Doch je mehr ich mich mit dem Thema beschäftigt habe, desto schneller wurde mir klar – Sicherheit und Datenschutz im Internet ist nicht nur ein Problem der Technik. Das vermeintlich grenzenlose Internet stellt uns vor Fragen, die keine App für uns beantworten kann. Die Unendlichkeit im Netz hört spätestens dort auf, wo wir klären müssen, wie viel Risiko, wie viel Verantwortung und wie viel Freiheit meiner Aktivitäten im Netz ich mir selbst zutraue. Eine Entscheidung, die letztlich jeder User für sich allein treffen muss.
Aller Anfang der Freiheit ist die Sprache, und schon verlassen wir das Feld der Software-Programmierer.

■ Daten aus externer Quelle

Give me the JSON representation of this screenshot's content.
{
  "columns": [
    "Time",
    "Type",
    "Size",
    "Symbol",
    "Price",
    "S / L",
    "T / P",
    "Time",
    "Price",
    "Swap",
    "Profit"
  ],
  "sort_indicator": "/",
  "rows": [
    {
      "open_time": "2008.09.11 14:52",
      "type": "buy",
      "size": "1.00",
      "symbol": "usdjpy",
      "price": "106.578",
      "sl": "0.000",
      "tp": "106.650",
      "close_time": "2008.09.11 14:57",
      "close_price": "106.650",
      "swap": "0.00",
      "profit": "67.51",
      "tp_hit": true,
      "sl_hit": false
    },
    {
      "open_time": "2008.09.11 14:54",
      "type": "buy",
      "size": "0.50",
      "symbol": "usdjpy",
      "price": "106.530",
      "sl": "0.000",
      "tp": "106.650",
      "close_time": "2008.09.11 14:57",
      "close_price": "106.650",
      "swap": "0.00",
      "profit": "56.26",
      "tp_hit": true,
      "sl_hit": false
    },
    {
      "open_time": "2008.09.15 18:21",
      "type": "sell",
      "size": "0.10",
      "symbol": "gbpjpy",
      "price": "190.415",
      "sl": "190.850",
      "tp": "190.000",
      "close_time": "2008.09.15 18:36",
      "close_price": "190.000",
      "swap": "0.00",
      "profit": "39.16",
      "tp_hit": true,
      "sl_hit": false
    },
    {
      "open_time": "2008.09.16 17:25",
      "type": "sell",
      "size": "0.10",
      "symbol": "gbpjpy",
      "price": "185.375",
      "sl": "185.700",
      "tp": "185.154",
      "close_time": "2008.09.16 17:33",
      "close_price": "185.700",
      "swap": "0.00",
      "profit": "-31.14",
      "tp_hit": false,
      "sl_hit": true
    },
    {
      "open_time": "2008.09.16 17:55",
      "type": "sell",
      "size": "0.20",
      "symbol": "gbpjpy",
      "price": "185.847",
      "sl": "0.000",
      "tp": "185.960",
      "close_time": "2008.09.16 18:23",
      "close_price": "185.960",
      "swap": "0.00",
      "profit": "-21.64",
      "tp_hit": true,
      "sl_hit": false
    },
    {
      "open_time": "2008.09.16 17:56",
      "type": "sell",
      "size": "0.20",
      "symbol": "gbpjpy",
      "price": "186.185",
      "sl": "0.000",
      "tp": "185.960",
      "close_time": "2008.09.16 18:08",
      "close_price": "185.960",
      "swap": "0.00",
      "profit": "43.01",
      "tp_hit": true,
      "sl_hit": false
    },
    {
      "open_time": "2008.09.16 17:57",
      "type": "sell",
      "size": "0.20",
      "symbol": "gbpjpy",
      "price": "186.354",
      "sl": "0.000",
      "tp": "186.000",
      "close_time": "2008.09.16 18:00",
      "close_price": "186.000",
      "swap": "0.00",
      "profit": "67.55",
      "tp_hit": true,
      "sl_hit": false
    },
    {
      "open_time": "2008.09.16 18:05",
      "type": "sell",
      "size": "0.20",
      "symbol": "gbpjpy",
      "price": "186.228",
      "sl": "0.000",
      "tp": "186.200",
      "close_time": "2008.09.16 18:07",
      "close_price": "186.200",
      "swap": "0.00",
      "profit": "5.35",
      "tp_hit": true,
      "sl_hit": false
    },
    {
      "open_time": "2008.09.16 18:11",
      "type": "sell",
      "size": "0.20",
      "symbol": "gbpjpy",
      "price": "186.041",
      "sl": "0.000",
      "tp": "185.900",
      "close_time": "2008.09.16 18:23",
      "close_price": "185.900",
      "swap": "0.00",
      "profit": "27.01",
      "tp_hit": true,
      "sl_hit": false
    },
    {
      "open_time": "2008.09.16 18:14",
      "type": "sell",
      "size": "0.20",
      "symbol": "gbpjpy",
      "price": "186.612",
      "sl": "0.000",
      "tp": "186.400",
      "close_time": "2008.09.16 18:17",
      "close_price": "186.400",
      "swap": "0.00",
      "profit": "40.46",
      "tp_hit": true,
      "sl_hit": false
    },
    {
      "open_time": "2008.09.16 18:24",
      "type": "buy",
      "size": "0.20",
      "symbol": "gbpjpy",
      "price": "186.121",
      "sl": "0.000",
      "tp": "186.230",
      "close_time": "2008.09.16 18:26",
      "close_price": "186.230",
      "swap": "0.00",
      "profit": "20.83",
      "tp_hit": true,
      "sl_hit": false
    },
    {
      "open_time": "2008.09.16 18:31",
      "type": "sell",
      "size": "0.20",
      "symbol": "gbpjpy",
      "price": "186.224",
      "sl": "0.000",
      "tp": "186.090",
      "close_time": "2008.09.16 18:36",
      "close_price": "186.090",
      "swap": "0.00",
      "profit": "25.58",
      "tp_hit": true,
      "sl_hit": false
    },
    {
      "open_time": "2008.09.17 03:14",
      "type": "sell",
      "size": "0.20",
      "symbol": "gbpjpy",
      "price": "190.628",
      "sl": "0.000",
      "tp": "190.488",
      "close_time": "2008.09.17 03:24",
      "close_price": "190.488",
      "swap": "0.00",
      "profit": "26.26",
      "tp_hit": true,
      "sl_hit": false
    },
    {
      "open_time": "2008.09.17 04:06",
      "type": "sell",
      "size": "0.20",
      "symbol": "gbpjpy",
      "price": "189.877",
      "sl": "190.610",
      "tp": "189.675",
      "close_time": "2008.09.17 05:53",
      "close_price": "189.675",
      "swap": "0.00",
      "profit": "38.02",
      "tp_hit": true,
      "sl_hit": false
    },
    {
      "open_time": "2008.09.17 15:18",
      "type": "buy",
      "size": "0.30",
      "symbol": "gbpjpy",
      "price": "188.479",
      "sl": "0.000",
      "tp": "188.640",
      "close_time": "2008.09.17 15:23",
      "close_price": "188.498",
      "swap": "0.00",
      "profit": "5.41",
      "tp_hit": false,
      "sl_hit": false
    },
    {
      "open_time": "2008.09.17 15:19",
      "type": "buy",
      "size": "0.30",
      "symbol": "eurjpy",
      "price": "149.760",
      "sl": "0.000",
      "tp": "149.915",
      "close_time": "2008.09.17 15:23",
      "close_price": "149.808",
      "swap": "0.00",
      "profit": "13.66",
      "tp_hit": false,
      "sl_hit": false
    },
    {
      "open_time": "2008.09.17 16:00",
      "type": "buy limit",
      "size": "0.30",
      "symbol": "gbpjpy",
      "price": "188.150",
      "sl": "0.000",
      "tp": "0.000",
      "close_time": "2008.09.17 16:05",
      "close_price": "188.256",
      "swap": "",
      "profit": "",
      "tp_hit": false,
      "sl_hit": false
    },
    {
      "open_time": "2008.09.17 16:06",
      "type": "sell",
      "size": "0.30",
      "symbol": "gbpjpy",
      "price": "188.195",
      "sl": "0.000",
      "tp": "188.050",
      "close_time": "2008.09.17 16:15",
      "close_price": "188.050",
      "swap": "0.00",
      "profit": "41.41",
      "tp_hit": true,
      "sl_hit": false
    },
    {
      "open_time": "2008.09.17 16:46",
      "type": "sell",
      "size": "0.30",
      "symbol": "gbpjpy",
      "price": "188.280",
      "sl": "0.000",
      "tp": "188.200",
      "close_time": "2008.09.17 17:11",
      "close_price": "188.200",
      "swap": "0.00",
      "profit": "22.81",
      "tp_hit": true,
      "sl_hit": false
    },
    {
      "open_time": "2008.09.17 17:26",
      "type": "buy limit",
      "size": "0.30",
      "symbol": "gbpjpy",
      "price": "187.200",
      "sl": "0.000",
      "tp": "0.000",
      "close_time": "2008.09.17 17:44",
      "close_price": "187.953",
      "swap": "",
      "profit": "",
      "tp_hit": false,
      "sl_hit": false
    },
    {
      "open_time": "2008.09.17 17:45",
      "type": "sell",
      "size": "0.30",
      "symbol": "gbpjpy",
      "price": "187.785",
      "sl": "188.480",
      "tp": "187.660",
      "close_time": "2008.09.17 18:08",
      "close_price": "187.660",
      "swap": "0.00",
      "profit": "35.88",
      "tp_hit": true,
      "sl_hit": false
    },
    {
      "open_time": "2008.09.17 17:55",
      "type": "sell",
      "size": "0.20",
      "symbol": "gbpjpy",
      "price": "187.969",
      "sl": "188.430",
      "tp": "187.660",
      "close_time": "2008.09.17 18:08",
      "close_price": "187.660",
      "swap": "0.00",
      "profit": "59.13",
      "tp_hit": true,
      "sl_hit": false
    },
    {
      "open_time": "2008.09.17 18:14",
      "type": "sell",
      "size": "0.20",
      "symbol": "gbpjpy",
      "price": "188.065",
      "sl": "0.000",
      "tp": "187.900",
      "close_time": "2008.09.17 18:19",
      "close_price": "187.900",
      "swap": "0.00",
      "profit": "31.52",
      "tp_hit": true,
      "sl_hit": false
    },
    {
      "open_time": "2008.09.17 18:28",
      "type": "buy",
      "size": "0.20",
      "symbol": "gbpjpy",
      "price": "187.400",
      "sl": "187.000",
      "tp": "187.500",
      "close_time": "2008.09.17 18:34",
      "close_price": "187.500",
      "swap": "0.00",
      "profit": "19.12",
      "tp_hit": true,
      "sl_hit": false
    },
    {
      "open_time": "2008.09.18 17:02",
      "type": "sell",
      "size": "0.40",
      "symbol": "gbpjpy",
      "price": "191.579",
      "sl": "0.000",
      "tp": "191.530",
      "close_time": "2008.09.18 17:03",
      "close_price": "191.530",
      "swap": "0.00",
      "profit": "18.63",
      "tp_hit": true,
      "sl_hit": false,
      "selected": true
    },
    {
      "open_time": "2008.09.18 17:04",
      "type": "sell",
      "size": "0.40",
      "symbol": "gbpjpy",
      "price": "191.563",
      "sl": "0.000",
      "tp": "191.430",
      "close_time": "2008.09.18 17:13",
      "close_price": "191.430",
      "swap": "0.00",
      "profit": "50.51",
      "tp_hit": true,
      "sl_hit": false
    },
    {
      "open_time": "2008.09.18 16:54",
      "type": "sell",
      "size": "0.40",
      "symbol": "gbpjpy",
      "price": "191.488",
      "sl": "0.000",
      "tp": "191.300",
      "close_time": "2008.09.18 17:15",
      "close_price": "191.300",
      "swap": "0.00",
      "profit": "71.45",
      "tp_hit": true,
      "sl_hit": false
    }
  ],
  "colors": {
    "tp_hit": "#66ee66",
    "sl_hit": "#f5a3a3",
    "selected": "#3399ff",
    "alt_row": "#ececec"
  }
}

Das gesamte Internet ist längst nicht mehr eine Techniker-Angelegenheit, sondern hat sich zu einer großen Kulturleistung entwickelt und prägt den Alltag der Menschen in erheblichem Ausmaß. Worte aus der vormaligen Fachwelt sind Allgemeingut geworden. So suggeriert der Begriff „Datenschutz“ ein Maß an Sicherheit, das es kaum gibt. Und Datenschützer können keine Daten schützen, sie können allenfalls kontrollieren, ob Daten hinreichend geschützt werden. Wir merken, wie wichtig es ist, auf die Exaktheit der Wörter genau zu achten, wenn es um Freiheit und Selbstbestimmung in der Welt des Internets geht, die täglich mehr unserer Zeit in Besitz nimmt.